Understanding the Filesystem

This section only covers what is useful to know when inspecting a Crymap installation with regular shell tools. For the nitty-gritty details, you’ll need to look at the Crymap source code’s internal documentation.

Crymap root

There are three files of significance at the Crymap root:

  • crymap.toml. This is the “system configuration” and provides all of Crymap’s configuration other than logging and that which is represented by the filesystem.

  • logging.toml. If present, replaces syslog-based logging with something else.

  • users. Either a directory or a symlink to a directory which contains one entry for each Crymap user.

Refer to the configuration reference for the two configuration files, and user management for the users directory.

User data directory

The user data directory contains the following files:

  • backups. This contains routine database backups produced atomically by Crymap.

  • crymap-v1-files. This contains the file trees that were present when the user was migrated from Crymap 1.x to Crymap 2.x. It will not be present for users that were created on Crymap 2.x, nor will it be recreated if removed. It is safe to remove entirely once you are sure you don’t need to roll back to Crymap 1.x.

  • delivery.sqlite and delivery.sqlite-journal. This is a cleartext SQLite database used for message delivery. Message delivery occurs without the user being logged in, and information about how such messages are to be added to the user’s account are written here. When the user is logged in, the database is processed and the messages are deposited into their final positions. If this database is removed, and pending messages will eventually show up in the inbox once Crymap determines that they have been orphaned.

  • garbage. This is a holdover from Crymap 1.x, and was used internally for deleting directories. It is safe to fully delete all its contents at any time. Crymap itself aggressively cleans it.

  • keys. A directory containing the user’s RSA keys. It is a critical part the user data needed for accessing the user’s mail.

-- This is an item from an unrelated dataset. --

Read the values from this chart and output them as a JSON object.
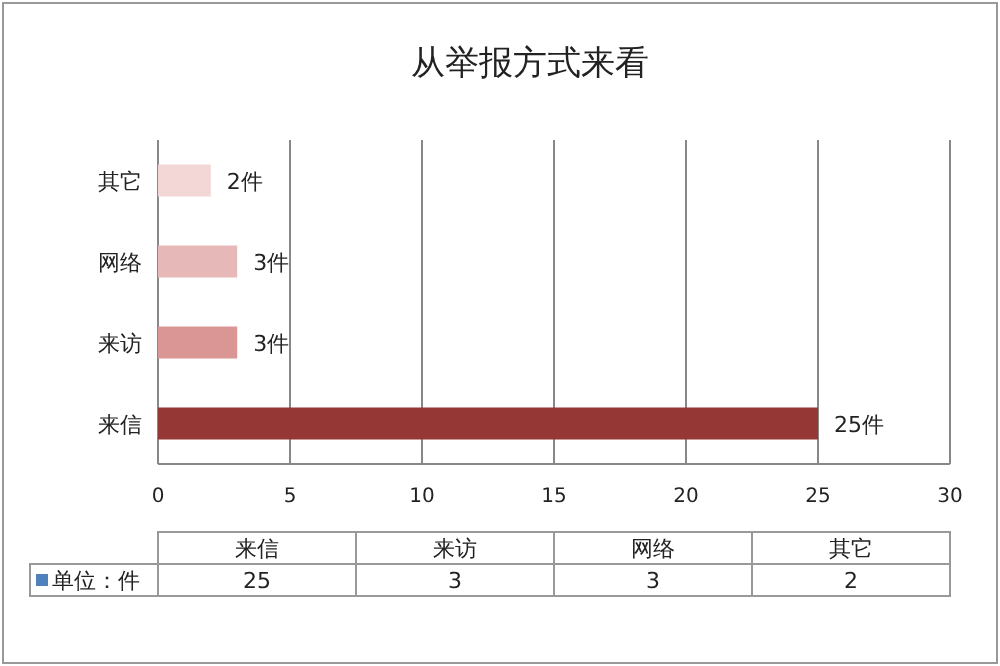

  • maintenance-run. This is a marker file used to track the last time that a full maintenance pass was run on the account. This can be deleted safely, which will cause the next login to trigger a full maintenance pass.

  • messages. This contains the user’s actual email, one file per message.

  • meta.sqlite.xex and meta.sqlite.xex-journal. This is an encrypted SQLite database containing all information about the user’s messages and mailboxes. Atomic backups of meta.sqlite.xex are routinely created under backups. If you restore meta.sqlite.xex from backup, you MUST also remove meta.sqlite.xex-journal at the same time.

  • tmp. Used for temporary files and temporary markers. Crymap will automatically clean stale files out of this directory. It is not too important to back up (though it is also the destination for config backups which allow undoing password changes) but should not be cleaned manually unless there is some clear need to do so.

  • user.toml. This contains the user’s preferences and the data needed to derive their master key from their password. This file can be overwritten with an earlier backup version (either a backup created under tmp or by some external backup system) to revert a password change.

OpenSSL mirrors

If Crymap is set up in a way that causes it to chroot, it will maintain a copy of the system OpenSSL certificate store within each chroot. This will usually manifest as an etc or usr directory within the users directory or within each user directory. This is needed so that certificates of external servers can be validated when using outbound SMTP, as they must access these files after Crymap has moved into the chroot and rendered the normal location of these files inaccessible.

If possible, Crymap will create hard links, but will copy the files if the destination directory is on a different file system.